When caching is enabled, a "Cached" badge appears on the connector in the connectors index. To refresh the cached tools (e.g., after the MCP server adds new tools), click Refresh Tools on the connector detail page.

Tool Approval

By default, tool calls execute automatically. You can require user approval for specific tools before they run, adding a consent step to the chat flow.

On the connector detail page, the Tools table shows all available tools. For each tool, you can toggle:

  • Auto Approve — When disabled, the user is prompted to approve or reject the tool call before it executes. When enabled, the tool runs without confirmation.

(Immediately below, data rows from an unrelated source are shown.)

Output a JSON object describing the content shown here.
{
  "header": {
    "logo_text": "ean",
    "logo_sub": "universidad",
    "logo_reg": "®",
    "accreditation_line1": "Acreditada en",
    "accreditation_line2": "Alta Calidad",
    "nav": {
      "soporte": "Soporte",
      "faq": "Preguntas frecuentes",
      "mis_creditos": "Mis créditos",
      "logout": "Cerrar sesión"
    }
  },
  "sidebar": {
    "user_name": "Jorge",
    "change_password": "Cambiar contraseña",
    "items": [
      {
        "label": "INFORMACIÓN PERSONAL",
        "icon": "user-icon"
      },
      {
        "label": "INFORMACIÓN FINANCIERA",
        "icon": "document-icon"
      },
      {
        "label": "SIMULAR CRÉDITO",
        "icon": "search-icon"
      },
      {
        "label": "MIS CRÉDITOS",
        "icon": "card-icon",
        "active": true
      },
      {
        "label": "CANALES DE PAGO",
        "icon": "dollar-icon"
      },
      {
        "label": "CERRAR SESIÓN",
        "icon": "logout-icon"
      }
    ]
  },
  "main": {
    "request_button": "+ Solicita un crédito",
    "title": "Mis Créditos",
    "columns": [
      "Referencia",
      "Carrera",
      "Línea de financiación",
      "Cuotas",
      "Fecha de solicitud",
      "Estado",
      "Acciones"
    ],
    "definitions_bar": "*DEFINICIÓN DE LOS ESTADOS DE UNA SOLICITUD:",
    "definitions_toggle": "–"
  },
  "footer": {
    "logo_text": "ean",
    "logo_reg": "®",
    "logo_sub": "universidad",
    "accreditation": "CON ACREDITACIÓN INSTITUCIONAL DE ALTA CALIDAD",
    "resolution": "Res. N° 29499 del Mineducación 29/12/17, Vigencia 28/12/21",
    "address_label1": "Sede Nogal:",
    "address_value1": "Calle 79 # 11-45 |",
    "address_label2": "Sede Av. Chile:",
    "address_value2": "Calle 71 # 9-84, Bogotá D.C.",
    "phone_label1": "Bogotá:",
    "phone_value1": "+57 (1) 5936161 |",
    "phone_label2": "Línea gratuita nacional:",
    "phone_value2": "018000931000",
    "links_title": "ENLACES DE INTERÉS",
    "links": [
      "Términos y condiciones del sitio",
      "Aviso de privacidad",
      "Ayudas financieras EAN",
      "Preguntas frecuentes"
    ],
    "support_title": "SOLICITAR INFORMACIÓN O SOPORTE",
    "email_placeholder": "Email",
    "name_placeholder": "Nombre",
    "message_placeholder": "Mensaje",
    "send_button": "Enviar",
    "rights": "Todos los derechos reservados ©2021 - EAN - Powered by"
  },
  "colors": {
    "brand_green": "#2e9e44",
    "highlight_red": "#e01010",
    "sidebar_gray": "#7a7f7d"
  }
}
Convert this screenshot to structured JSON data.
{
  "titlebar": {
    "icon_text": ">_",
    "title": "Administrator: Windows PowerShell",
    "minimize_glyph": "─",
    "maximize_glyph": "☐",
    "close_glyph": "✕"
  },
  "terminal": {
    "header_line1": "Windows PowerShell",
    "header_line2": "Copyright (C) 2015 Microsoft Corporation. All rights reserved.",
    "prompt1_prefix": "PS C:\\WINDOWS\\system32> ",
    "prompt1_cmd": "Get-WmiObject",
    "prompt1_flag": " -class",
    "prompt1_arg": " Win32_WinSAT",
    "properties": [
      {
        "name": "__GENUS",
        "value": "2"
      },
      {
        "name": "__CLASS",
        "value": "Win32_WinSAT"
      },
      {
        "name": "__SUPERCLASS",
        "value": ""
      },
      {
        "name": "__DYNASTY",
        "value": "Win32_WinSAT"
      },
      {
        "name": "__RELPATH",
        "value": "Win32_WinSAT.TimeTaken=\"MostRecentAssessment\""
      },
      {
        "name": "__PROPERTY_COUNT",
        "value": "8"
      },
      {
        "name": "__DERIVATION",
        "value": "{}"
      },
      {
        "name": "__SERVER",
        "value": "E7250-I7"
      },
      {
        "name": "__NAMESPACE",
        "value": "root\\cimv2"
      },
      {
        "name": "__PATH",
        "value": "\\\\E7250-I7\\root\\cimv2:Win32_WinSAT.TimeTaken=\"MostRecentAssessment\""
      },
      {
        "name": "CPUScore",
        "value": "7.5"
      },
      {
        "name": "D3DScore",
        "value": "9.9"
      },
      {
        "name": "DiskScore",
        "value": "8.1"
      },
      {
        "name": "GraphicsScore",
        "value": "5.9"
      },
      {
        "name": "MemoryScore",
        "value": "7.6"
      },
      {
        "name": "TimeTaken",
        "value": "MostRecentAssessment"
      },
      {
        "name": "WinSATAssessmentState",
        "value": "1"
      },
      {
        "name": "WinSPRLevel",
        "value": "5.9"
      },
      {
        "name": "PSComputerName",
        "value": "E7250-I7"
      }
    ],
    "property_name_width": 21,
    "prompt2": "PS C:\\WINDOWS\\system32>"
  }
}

When a tool requires approval, the chat displays the tool name and arguments and asks the user to approve or reject the call. Approved calls execute normally; rejected calls return a rejection result to the assistant.

Deferred Tools

For connectors with many tools (dozens or hundreds), loading all of them into every conversation is inefficient. Deferred tools solve this by loading tools on-demand using semantic search.

On the connector detail page, toggle Deferred for individual tools. Deferred tools are not loaded into the conversation initially. Instead, when the assistant needs a tool, it uses a built-in tool_search to find relevant deferred tools by description. Matched tools are then loaded into the active conversation.

This keeps conversations lightweight while still giving the assistant access to the full tool catalog.

Connector Settings in Chat

Users can view and manage their connector connections directly from the chat interface. A settings icon in the chat header shows the connection status of each connector assigned to the workspace:

  • Green indicator — Connected and ready to use
  • Red indicator — Not connected (OAuth connectors only)

For OAuth connectors, users can connect or disconnect their account directly from this panel without leaving the chat.